Another place to look is academic research. Much is being done in the design research world that overlays in other fields such as cognitive psychology. An example is the Vectr Lab work on Cognitive process work to develop cybersecurity defender proficiency. Having a deeper fundamental understanding of the challenges in cybersecurity and from a data perspective on how to make it easier to learn will benefit the industry.
We have significant challenges in cybersecurity. Technical challenges that grow every year.

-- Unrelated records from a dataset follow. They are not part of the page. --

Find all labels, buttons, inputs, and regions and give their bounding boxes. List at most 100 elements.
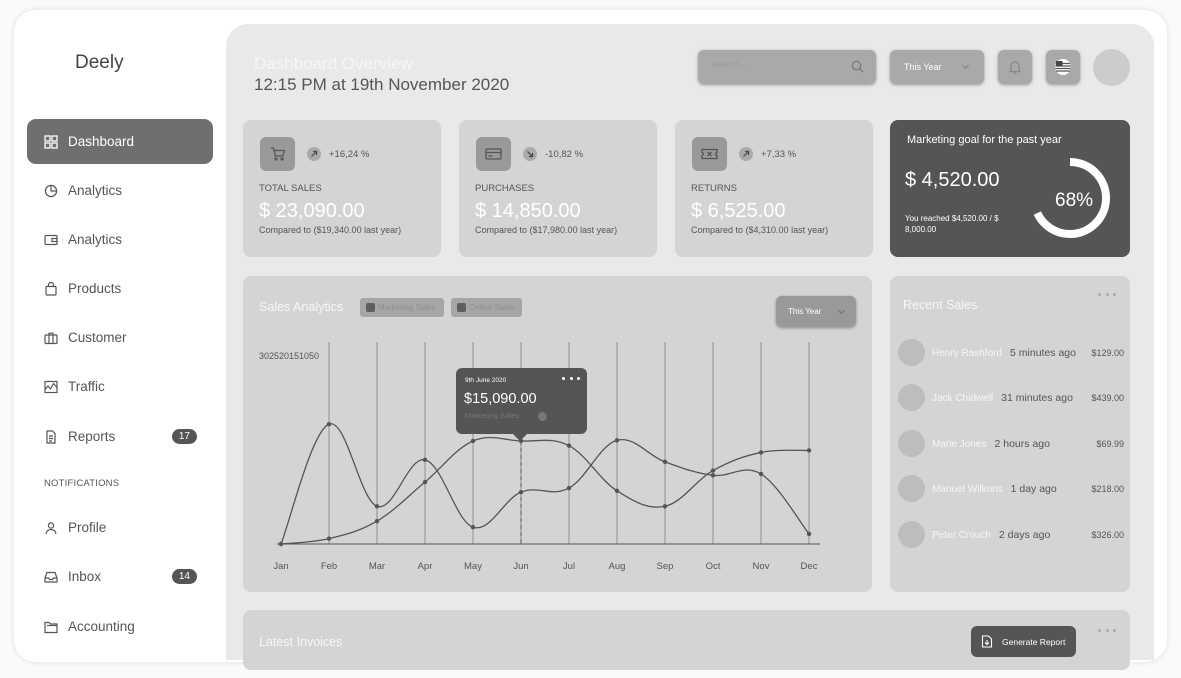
goal-progress-arc <box>1030 158 1110 238</box>
briefcase-icon <box>44 331 58 345</box>
document-icon <box>44 429 58 444</box>
list-item[interactable]: Peter Crouch 2 days ago $326.00 <box>898 521 1124 549</box>
recent-sales-title: Recent Sales <box>903 298 978 312</box>
wallet-icon <box>44 233 58 247</box>
legend-online-sales[interactable]: Online Sales <box>451 298 522 317</box>
customer-name: Manuel Wilkons <box>932 484 1003 495</box>
reports-count-badge: 17 <box>171 429 197 444</box>
brand-logo: Deely <box>75 52 124 73</box>
search-icon[interactable] <box>851 60 864 73</box>
sidebar-item-label: Inbox <box>68 569 102 584</box>
customer-name: Henry Rashford <box>932 348 1003 359</box>
legend-label: Online Sales <box>469 303 515 312</box>
sidebar-item-accounting[interactable]: Accounting <box>27 604 213 649</box>
sidebar-item-reports[interactable]: Reports 17 <box>27 414 213 459</box>
avatar <box>898 430 925 457</box>
download-document-icon <box>981 635 993 648</box>
stat-comparison: Compared to ($4,310.00 last year) <box>691 225 829 235</box>
pie-chart-icon <box>44 184 58 198</box>
goal-title: Marketing goal for the past year <box>907 134 1062 146</box>
list-item[interactable]: Marie Jones 2 hours ago $69.99 <box>898 430 1124 458</box>
sidebar-item-label: Reports <box>68 429 116 444</box>
sale-time: 31 minutes ago <box>1001 392 1073 404</box>
stat-change: +7,33 % <box>761 149 797 160</box>
sidebar-item-label: Analytics <box>68 183 123 198</box>
sidebar-item-label: Profile <box>68 520 107 535</box>
trend-up-icon <box>307 147 321 161</box>
more-options-icon[interactable] <box>1098 629 1116 633</box>
page-subtitle-datetime: 12:15 PM at 19th November 2020 <box>254 75 510 94</box>
tooltip-value: $15,090.00 <box>464 391 537 407</box>
customer-name: Peter Crouch <box>932 530 991 541</box>
y-axis-labels: 302520151050 <box>259 351 320 361</box>
sidebar-item-label: Accounting <box>68 619 135 634</box>
customer-name: Jack Chidwell <box>932 393 994 404</box>
sidebar-item-analytics-2[interactable]: Analytics <box>27 217 213 262</box>
stat-value: $ 23,090.00 <box>259 200 365 222</box>
sidebar-item-customer[interactable]: Customer <box>27 315 213 360</box>
page-title: Dashboard Overview <box>254 54 413 73</box>
language-button[interactable] <box>1046 50 1080 84</box>
period-dropdown[interactable]: This Year <box>890 50 984 84</box>
more-options-icon[interactable] <box>1098 293 1116 297</box>
sidebar-item-profile[interactable]: Profile <box>27 505 213 550</box>
legend-swatch <box>457 303 466 312</box>
sale-price: $326.00 <box>1091 530 1124 540</box>
sale-time: 1 day ago <box>1010 483 1057 495</box>
list-item[interactable]: Henry Rashford 5 minutes ago $129.00 <box>898 339 1124 367</box>
chevron-down-icon <box>961 64 970 70</box>
generate-report-label: Generate Report <box>1002 636 1066 647</box>
sale-time: 5 minutes ago <box>1010 347 1076 359</box>
customer-name: Marie Jones <box>932 439 987 450</box>
avatar <box>898 339 925 366</box>
stat-change: +16,24 % <box>329 149 370 160</box>
user-avatar[interactable] <box>1093 49 1130 86</box>
inbox-icon <box>44 570 58 584</box>
latest-invoices-title: Latest Invoices <box>259 635 343 649</box>
chart-period-value: This Year <box>788 307 822 316</box>
sidebar-item-inbox[interactable]: Inbox 14 <box>27 554 213 599</box>
trend-up-icon <box>538 412 547 421</box>
cart-icon <box>260 137 295 171</box>
chevron-down-icon <box>837 309 846 315</box>
tooltip-date: 9th June 2020 <box>465 377 507 384</box>
notifications-section-label: NOTIFICATIONS <box>44 478 120 489</box>
sidebar-item-label: Traffic <box>68 379 105 394</box>
period-dropdown-value: This Year <box>904 62 942 72</box>
ticket-icon <box>692 137 727 171</box>
stat-label: PURCHASES <box>475 183 535 194</box>
avatar <box>898 384 925 411</box>
avatar <box>898 521 925 548</box>
sidebar-item-label: Dashboard <box>68 134 135 149</box>
inbox-count-badge: 14 <box>171 569 197 584</box>
sidebar-item-products[interactable]: Products <box>27 266 213 311</box>
list-item[interactable]: Jack Chidwell 31 minutes ago $439.00 <box>898 384 1124 412</box>
folder-icon <box>44 620 58 634</box>
sale-price: $69.99 <box>1096 439 1124 449</box>
activity-icon <box>44 380 58 394</box>
credit-card-icon <box>476 137 511 171</box>
sale-price: $439.00 <box>1091 393 1124 403</box>
tooltip-series: Marketing Sales <box>465 411 519 420</box>
stat-comparison: Compared to ($17,980.00 last year) <box>475 225 618 235</box>
recent-sales-card: Recent Sales Henry Rashford 5 minutes ago… <box>890 276 1130 592</box>
sidebar-item-label: Products <box>68 281 122 296</box>
legend-marketing-sales[interactable]: Marketing Sales <box>360 298 444 317</box>
list-item[interactable]: Manuel Wilkons 1 day ago $218.00 <box>898 475 1124 503</box>
stat-card-returns: +7,33 % RETURNS $ 6,525.00 Compared to (… <box>675 120 873 257</box>
sidebar-item-dashboard[interactable]: Dashboard <box>27 119 213 164</box>
latest-invoices-card: Latest Invoices <box>243 610 1130 670</box>
chart-period-dropdown[interactable]: This Year <box>776 296 856 327</box>
sidebar-item-analytics[interactable]: Analytics <box>27 168 213 213</box>
sidebar-item-traffic[interactable]: Traffic <box>27 364 213 409</box>
search-box <box>698 50 876 84</box>
legend-label: Marketing Sales <box>378 303 436 312</box>
goal-progress-ring <box>1030 158 1110 238</box>
sale-price: $129.00 <box>1091 348 1124 358</box>
shopping-bag-icon <box>44 281 58 296</box>
search-input[interactable] <box>712 59 842 69</box>
stat-card-total-sales: +16,24 % TOTAL SALES $ 23,090.00 Compare… <box>243 120 441 257</box>
tooltip-more-icon[interactable] <box>562 377 580 381</box>
notifications-button[interactable] <box>998 50 1032 84</box>
generate-report-button[interactable]: Generate Report <box>971 626 1076 657</box>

Hiring challenges where we expect more from incoming candidates than is likely realistic. In between are the products tied between the technical challenges and the people. To date, there are few examples of significant wins in cybersecurity from a design and usability perspective. In the future, this should change to allow us to hire more junior people because we have confidence they’ll learn faster and make existing employees better and quicker to handle the onslaught of information overload. Maybe if we take some lessons from outside our cybersecurity sandbox, we can change these challenges.